L'artiste n'a pas changé les fleurs fanées du vase, et préfère toujours la concision aux longs bavardages contemplatifs, ce qui rend sa musique encore plus pertinente et envoûtante. Avec à ses côtés le fidèle Ben Chrisholm, co-compositeur, John Congleton derrière la console, mais aussi le batteur Dylan Fujioka et la violoniste Ezra Buchla, elle a une fois de plus tissé un canevas délicat et fragile, cousu autour de ses racines Folk et traité comme une musique Electro, sans la vulgarité d'une quelconque tentative commerciale...Basé sur son propre trauma de paralysie du sommeil, Abyss fonctionne justement comme un repos troublé, interrompu par des images, splendides ou terrifiantes, dans lequel Tori Amos essaierait de retrouver Morphée en étant constamment dérangée par l'esprit des SWANS, de COIL, ou même des ZOLA JESUS. 

I’m screaming, but I can’t wake up, set me free from my slumber 

Abyss, conceptuellement, nous plonge dans le monde onirique troublé de Chelsea, et hésite entre ambiances cotonneuses et stridences Post Rock, entre zébrures électro et arrangements drone.
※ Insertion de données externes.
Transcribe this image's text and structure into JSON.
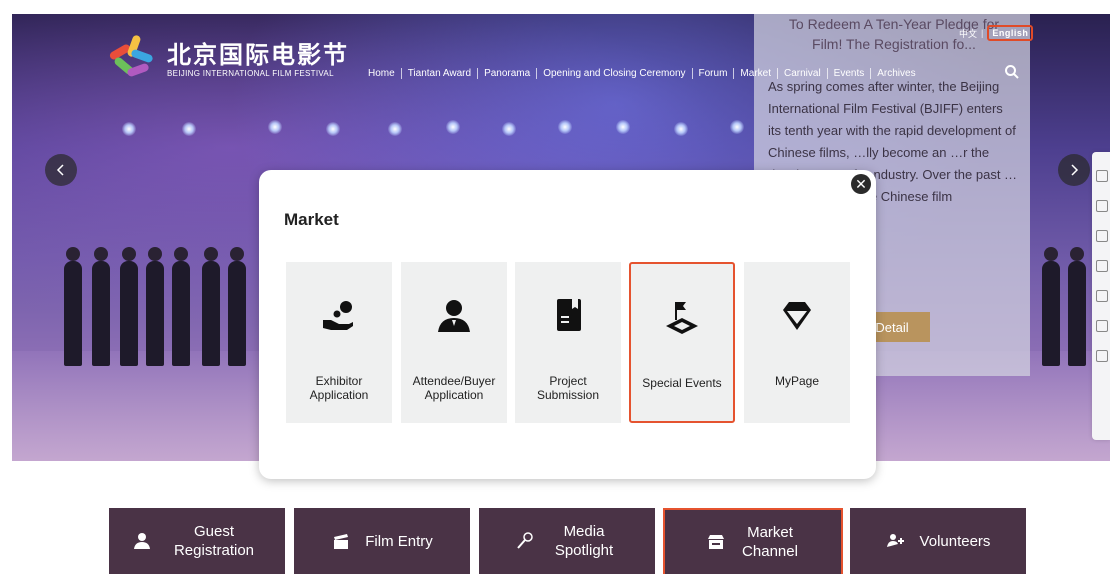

Cet album fonctionne comme un monde parallèle, un rêve plus ou moins éveillé, dont chaque vignette correspond à un état de sommeil/veille, plus ou moins agité.
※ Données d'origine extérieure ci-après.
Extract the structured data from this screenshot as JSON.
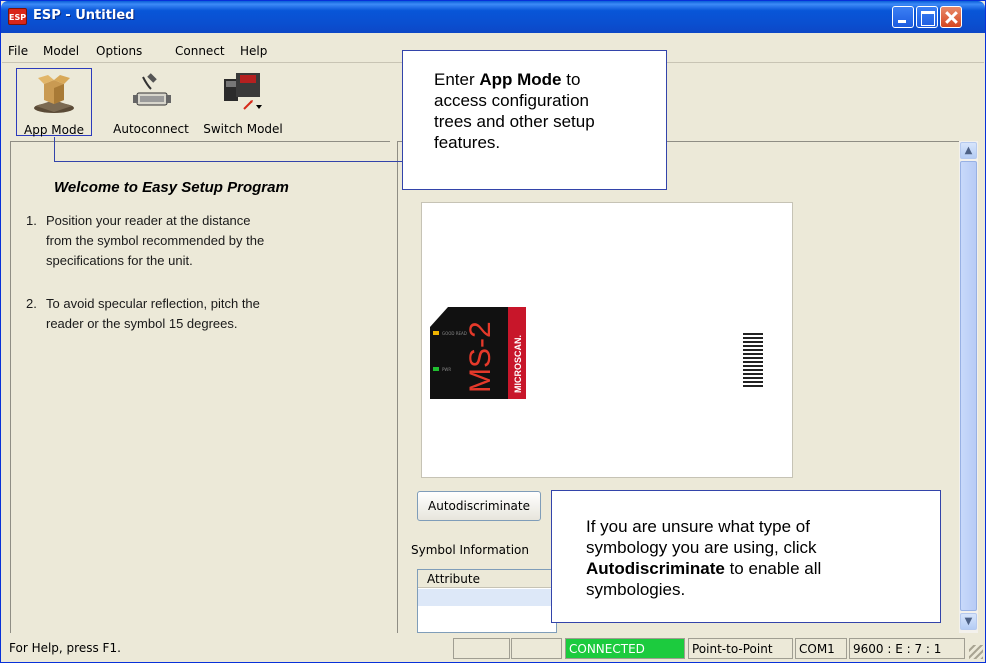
{
  "window": {
    "title": "ESP - Untitled",
    "app_icon_text": "ESP"
  },
  "menu": [
    "File",
    "Model",
    "Options",
    "Connect",
    "Help"
  ],
  "toolbar": {
    "app_mode": "App Mode",
    "autoconnect": "Autoconnect",
    "switch_model": "Switch Model"
  },
  "left_panel": {
    "heading": "Welcome to Easy Setup Program",
    "steps": [
      {
        "num": "1.",
        "line1": "Position your reader at the distance",
        "line2": "from the symbol recommended by the",
        "line3": "specifications for the unit."
      },
      {
        "num": "2.",
        "line1": "To avoid specular reflection, pitch the",
        "line2": "reader or the symbol 15 degrees."
      }
    ]
  },
  "right_panel": {
    "reader_label": "MS-2",
    "reader_brand": "MICROSCAN.",
    "autodiscriminate_label": "Autodiscriminate",
    "symbol_info_label": "Symbol Information",
    "table_header": "Attribute"
  },
  "callouts": {
    "app_mode": {
      "pre": "Enter ",
      "bold": "App Mode",
      "post_line1": " to",
      "line2": "access configuration",
      "line3": "trees and other setup",
      "line4": "features."
    },
    "autodiscriminate": {
      "line1": "If you are unsure what type of",
      "line2": "symbology you are using, click",
      "bold": "Autodiscriminate",
      "post_line3": " to enable all",
      "line4": "symbologies."
    }
  },
  "status": {
    "help": "For Help, press F1.",
    "connected": "CONNECTED",
    "mode": "Point-to-Point",
    "port": "COM1",
    "settings": "9600 : E : 7 : 1",
    "connected_color": "#1ccb3e"
  }
}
Lorsque la chanteuse trouve enfin le repos et l'univers des rêves, l'ambiance est apaisée, et revient vers des horizons Folk dégagés, comme sur l'hivernal et nocturne "Crazy Love", doucement bercé par une guitare acoustique laissant un peu de place à des arrangements évaporés. L'apaisement peut aussi prendre la forme d'un voyage astral électronique, qui plane à des hauteurs enivrante, tel "Simple Death", aussi épuré et beau qu'un ciel de décembre qui se lève d'un soleil pale et froid.
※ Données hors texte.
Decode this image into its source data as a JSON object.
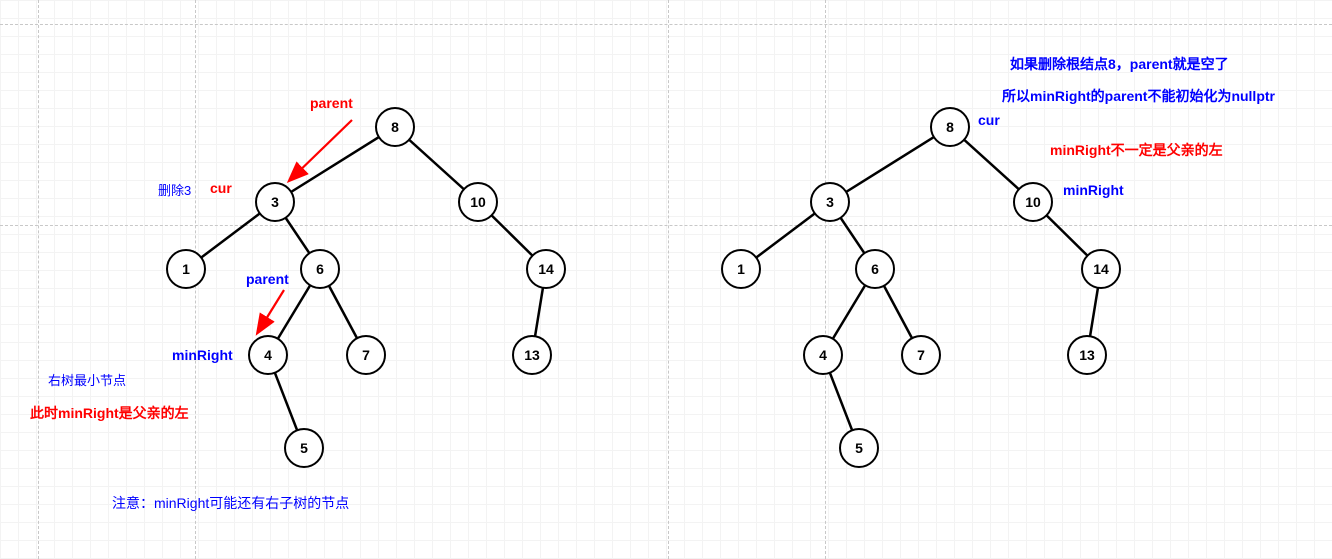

Mais la dualité se formalise toujours par l'hybridation chez Chelsea, et nombre de pièces (toujours concises, jamais bavardes) se perdent dans le labyrinthe de la confusion, comme si l'artiste ne faisait plus la différence entre la nuit et le jour, entre l'éveil et le sommeil, et "Iron Moon" d'adapter la retranscription par un mariage entre un Sludge/Drone écrasant et des incantations vocales désespérées, mais étrangement belles. 

On pense pas mal aux SWANS, libérés de leurs divagations interminables, pour ces percussions indirectes et incantatoires qui rythment les errances nocturnes comme les aiguilles d'un réveil à la Lewis Carroll ("Survive"), à une adaptation en survol de BAT FOR LASHES sans le côté Pop pour ces tapis sonores qui ondulent ("Color Of Blood"), mais surtout à une prise de conscience personnelle qui lacère le silence de bruitages étranges et cauchemardesques ("Carrion Flowers", entrée en matière pleine d'ambivalence et surtout la plus violente et sourde du lot). Sur "Grey Love", le chant, les cordes (Ezra Buchla), la matrice électronique et les guitares atteignent une sorte de climax, et effleurent le parcours de l'artiste tout en la tournant vers l'avenir. Des noms émergent, Tori Amos bien sur (et pas seulement à cause des affinités entre les deux artistes en termes de reprises incongrues, SLAYER pour la rousse et BURZUM pour la brune), mais aussi Michael Gira pour cette exploration des sons et des sentiments...Mais à quoi bon comparer ce qui ne doit pas l'être? 

Avec Abyss, CHELSEA WOLFE continue son introspection, et il n'est pas difficile de comprendre l'envoûtement qu'elle suscite chez des artistes aussi extrêmes que SUN O))) ou MERCY BROWN. Sans tomber dans l'excès, de sa voix et de sa musique, l'artiste suscite des sentiments exacerbés chez l'auditeur, en restant elle même, en ouvrant partiellement les portes de son monde. Sa participation à l'anthologie vidéo V/H/S m'avait déjà interpellé, mais ce dernier album m'a totalement conquis. 

"Abyss vous plonge dans cet état de rêve, dont vous vous réveillez soudain, pour vous rendormir aussitôt et replonger dans le même rêve, immergé dans votre propre subconscient" 

C'est ça, Abyss est un rêve, effectivement. Un rêve fluctuant, secoué, mais dont on ne souhaite pas émerger puisqu'il nous permet d'entrer subrepticement et fugacement dans le subconscient d'une artiste unique. Subconscient aussi violent et terrifiant qu'il n'est apaisant et magnifique.